Undergraduates, right? Wrong. As I noted, Schoeller’s comments have been denounced by her own administration. They have also been disowned by the Wisconsin Air National Guard. Most strikingly, UWM’s chapter of the American Association of University Professors has gotten into the fray not to defend Schoeller’s academic freedom, the traditional role of the AAUP, but to urge that Scholler be dealt with, albeit not fired. Shadow sections of her courses must be created, so that “no student will be forced to take a class from” her. An open-ended “review of any past behaviors or complaints that may indicate problematic behaviors on the issues of gender, race, and/or sexual harassment” should “be conducted.” Her grading, where it cannot be rendered double blind, must be checked by another faculty member. Dr. Scholler must undergo “in person training” to make sure she can be expected to abide by requirements to report sexual harassment.
That is to say, Betsy Scholler should be sanctioned and further humiliated because “no matter what Dr. Schoeller intended,” students who “interpret her statement” to mean the opposite of what the evidence suggests it meant must be mollified, rather than invited to read and consider her explanation and apology. Again, this is from the group charged with defending academic freedom at UWM. They should all turn in their badges.

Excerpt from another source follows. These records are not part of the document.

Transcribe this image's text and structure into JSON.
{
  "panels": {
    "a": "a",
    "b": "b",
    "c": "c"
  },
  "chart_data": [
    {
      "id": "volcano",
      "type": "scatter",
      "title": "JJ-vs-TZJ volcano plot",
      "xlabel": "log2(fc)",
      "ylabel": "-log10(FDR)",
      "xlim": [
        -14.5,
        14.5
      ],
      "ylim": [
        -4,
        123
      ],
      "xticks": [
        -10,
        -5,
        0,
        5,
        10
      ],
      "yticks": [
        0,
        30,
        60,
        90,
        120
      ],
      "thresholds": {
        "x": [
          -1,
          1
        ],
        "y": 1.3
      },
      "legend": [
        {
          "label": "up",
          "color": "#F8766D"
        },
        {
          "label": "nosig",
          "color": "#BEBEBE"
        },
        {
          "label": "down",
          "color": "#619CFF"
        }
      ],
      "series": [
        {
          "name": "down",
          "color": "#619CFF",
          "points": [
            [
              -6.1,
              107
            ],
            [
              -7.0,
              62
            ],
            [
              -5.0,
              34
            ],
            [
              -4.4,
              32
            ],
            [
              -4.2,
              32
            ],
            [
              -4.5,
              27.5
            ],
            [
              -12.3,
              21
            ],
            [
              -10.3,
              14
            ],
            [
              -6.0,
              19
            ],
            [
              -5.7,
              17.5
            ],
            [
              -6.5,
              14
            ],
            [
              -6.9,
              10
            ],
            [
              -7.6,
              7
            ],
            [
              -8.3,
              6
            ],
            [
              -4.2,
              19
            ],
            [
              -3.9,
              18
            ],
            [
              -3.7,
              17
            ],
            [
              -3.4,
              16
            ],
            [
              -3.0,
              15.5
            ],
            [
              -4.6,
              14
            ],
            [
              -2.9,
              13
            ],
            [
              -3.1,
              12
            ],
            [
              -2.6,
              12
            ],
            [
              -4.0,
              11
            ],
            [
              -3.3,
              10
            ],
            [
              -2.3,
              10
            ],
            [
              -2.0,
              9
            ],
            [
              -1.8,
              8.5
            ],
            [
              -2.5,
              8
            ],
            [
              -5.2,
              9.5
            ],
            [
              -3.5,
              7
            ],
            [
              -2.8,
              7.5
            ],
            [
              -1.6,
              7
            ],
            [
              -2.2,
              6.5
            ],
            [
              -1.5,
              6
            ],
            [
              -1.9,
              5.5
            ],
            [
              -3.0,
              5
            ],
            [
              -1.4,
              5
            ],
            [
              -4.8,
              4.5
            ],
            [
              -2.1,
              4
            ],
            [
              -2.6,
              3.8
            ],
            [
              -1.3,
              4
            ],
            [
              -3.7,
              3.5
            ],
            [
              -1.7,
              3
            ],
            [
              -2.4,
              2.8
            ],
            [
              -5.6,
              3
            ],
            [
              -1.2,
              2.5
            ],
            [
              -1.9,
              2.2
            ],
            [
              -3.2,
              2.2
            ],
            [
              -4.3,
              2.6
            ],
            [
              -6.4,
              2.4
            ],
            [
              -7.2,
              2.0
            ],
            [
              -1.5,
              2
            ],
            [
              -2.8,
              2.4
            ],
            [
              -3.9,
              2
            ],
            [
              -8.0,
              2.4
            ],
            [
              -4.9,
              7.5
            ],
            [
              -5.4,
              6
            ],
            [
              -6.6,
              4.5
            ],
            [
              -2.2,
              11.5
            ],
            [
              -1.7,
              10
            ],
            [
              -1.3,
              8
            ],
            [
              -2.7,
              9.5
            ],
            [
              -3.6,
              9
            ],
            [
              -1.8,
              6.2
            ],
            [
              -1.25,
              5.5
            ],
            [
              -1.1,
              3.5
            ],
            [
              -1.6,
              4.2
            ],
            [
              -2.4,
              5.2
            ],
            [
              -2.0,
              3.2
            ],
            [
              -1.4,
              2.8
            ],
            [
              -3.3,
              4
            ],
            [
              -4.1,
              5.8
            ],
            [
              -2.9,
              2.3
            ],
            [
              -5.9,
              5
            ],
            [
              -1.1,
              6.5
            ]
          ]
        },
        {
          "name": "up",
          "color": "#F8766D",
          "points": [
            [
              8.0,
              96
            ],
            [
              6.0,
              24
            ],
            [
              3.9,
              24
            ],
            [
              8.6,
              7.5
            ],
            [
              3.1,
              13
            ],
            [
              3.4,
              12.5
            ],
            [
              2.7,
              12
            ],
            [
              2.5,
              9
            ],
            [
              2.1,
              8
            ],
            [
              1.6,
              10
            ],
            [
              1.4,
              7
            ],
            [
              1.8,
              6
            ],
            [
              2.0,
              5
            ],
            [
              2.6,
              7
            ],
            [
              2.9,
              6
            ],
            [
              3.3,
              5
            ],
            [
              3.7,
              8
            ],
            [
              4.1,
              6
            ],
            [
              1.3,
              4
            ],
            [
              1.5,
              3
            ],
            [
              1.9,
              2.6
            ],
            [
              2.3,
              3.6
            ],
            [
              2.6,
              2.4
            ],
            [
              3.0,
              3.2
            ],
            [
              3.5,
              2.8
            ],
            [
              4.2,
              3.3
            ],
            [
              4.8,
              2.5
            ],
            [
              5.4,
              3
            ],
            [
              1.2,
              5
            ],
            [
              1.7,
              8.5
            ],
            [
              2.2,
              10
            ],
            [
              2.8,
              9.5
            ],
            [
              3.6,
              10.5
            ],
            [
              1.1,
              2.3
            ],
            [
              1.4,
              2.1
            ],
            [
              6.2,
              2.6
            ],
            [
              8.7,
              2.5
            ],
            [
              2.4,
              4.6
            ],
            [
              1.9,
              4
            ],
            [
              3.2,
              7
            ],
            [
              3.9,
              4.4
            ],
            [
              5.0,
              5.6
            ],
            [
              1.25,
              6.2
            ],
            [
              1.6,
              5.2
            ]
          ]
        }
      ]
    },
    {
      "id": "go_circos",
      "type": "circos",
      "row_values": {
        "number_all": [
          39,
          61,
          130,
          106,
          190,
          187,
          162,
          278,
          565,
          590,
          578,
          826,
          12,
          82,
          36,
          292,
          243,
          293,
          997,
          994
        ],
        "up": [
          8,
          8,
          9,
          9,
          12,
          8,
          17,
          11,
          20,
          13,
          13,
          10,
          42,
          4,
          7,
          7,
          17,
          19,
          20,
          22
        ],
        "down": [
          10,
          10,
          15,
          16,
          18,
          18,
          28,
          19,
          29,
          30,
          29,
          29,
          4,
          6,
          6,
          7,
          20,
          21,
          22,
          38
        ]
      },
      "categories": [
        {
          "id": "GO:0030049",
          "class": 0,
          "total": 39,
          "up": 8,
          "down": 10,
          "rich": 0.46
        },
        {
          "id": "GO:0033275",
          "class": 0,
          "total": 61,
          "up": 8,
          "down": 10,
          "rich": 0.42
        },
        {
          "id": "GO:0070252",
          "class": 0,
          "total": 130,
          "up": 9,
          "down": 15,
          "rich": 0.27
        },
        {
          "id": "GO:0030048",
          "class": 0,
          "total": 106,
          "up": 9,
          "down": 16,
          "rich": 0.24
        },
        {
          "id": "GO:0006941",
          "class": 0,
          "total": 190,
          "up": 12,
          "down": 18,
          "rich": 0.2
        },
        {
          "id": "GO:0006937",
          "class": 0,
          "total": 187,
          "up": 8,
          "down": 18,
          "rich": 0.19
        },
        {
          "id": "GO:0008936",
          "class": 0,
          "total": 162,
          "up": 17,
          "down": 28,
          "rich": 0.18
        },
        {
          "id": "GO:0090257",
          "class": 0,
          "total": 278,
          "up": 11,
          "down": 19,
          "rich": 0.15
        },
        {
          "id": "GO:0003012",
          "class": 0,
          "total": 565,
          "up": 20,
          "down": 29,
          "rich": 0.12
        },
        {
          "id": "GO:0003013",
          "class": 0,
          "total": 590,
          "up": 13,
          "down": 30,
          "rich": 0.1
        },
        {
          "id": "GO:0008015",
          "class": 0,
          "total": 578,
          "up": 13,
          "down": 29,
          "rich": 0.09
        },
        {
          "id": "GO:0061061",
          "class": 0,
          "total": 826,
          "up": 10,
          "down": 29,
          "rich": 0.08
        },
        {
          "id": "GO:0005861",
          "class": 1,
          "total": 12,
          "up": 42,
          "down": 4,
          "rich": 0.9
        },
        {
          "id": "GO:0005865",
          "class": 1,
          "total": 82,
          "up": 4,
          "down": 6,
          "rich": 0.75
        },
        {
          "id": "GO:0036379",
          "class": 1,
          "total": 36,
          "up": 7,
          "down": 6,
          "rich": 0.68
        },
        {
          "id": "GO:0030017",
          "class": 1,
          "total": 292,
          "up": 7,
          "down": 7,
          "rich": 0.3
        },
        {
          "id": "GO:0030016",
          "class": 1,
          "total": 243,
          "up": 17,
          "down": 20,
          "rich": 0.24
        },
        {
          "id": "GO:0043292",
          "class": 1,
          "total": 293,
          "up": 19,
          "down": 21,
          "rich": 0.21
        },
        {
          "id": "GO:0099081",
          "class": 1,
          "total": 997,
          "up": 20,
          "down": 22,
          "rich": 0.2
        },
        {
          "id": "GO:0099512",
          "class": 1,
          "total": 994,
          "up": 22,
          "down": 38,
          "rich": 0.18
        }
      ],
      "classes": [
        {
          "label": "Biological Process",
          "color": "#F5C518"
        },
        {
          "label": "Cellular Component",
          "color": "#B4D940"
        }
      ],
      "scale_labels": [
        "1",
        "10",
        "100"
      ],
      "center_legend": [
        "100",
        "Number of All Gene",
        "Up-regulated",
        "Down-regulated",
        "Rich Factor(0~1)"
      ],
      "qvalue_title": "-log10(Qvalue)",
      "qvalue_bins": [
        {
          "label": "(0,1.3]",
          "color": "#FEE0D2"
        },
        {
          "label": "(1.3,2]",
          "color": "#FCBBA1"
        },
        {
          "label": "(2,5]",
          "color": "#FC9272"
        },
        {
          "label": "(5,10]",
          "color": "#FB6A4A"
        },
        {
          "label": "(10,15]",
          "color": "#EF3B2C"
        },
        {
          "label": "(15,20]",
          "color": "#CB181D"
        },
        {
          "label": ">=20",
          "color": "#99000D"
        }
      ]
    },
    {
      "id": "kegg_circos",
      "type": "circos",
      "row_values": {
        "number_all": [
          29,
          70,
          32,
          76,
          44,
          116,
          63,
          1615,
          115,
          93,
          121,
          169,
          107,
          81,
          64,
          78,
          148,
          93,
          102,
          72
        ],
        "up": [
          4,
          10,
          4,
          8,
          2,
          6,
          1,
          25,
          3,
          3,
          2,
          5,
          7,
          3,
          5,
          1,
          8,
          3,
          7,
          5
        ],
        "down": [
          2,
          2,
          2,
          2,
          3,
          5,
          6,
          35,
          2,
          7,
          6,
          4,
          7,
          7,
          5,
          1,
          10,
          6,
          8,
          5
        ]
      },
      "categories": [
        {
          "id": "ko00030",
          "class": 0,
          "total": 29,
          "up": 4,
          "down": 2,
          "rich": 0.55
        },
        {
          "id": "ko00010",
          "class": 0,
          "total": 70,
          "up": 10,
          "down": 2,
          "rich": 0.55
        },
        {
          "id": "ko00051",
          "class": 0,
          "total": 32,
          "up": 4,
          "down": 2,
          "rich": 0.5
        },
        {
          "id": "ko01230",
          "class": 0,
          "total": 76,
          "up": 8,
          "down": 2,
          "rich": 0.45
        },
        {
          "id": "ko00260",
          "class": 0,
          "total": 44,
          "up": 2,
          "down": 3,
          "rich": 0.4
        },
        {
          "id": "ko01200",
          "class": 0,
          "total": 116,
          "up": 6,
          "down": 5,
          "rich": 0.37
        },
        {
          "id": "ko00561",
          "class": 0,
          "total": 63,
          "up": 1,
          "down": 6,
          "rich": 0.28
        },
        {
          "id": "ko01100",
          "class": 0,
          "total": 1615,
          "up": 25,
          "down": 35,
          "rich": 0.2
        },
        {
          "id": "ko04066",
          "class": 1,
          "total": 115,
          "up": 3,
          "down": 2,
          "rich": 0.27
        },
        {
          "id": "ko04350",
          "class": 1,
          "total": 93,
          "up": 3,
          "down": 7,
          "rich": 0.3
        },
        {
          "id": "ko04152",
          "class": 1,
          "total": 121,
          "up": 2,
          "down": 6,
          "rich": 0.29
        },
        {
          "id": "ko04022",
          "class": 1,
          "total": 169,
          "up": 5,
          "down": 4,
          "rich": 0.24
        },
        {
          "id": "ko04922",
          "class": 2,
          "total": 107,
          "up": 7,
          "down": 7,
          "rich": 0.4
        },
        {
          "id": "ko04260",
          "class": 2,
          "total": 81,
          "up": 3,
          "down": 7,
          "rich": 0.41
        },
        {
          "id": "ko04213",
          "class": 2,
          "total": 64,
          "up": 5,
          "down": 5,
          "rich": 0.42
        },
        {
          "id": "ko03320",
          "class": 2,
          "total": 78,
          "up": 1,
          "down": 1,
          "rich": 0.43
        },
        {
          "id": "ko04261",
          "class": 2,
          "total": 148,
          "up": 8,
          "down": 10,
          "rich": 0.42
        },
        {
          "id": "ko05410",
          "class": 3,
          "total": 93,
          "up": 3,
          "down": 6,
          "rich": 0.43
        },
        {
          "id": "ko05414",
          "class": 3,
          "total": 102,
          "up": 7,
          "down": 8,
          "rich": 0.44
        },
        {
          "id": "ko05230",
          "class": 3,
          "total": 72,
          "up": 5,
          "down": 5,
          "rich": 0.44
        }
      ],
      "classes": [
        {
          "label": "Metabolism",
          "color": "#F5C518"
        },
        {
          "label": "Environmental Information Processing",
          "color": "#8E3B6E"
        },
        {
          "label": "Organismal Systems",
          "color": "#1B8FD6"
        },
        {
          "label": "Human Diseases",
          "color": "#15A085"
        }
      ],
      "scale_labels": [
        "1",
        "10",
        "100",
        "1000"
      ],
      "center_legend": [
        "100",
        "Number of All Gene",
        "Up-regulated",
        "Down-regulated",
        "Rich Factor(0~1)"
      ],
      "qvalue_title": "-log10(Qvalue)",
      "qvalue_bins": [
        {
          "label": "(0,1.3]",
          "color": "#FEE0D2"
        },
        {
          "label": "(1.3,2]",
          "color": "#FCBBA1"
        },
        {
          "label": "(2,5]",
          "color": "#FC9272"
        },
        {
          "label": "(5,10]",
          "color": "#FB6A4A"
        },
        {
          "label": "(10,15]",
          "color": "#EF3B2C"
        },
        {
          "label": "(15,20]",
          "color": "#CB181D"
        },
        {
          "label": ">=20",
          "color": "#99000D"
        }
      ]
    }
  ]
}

Looking at cases akin to the one discussed here, in academics, journalism, and elsewhere, an all-star cast of artists and intellectuals of various political persuasions—from the novelist, Salman Rushdie, to the musician Wynton Marsalis, to the columnist David Brooks—have signed on to a letter, slated to appear in Harper’s Magazine, warning of “a new set of moral attitudes and political commitments,” on the right and the left, “that tend to weaken our norms of open debate and toleration of differences in favor of ideological conformity.” Although the letter suggests, wrongly, that this sort of attitude has grown strong on the left only recently, and despite the follow-up grumblings of some of the letter’s signatories, we should applaud the effort. It will be hard to dismiss.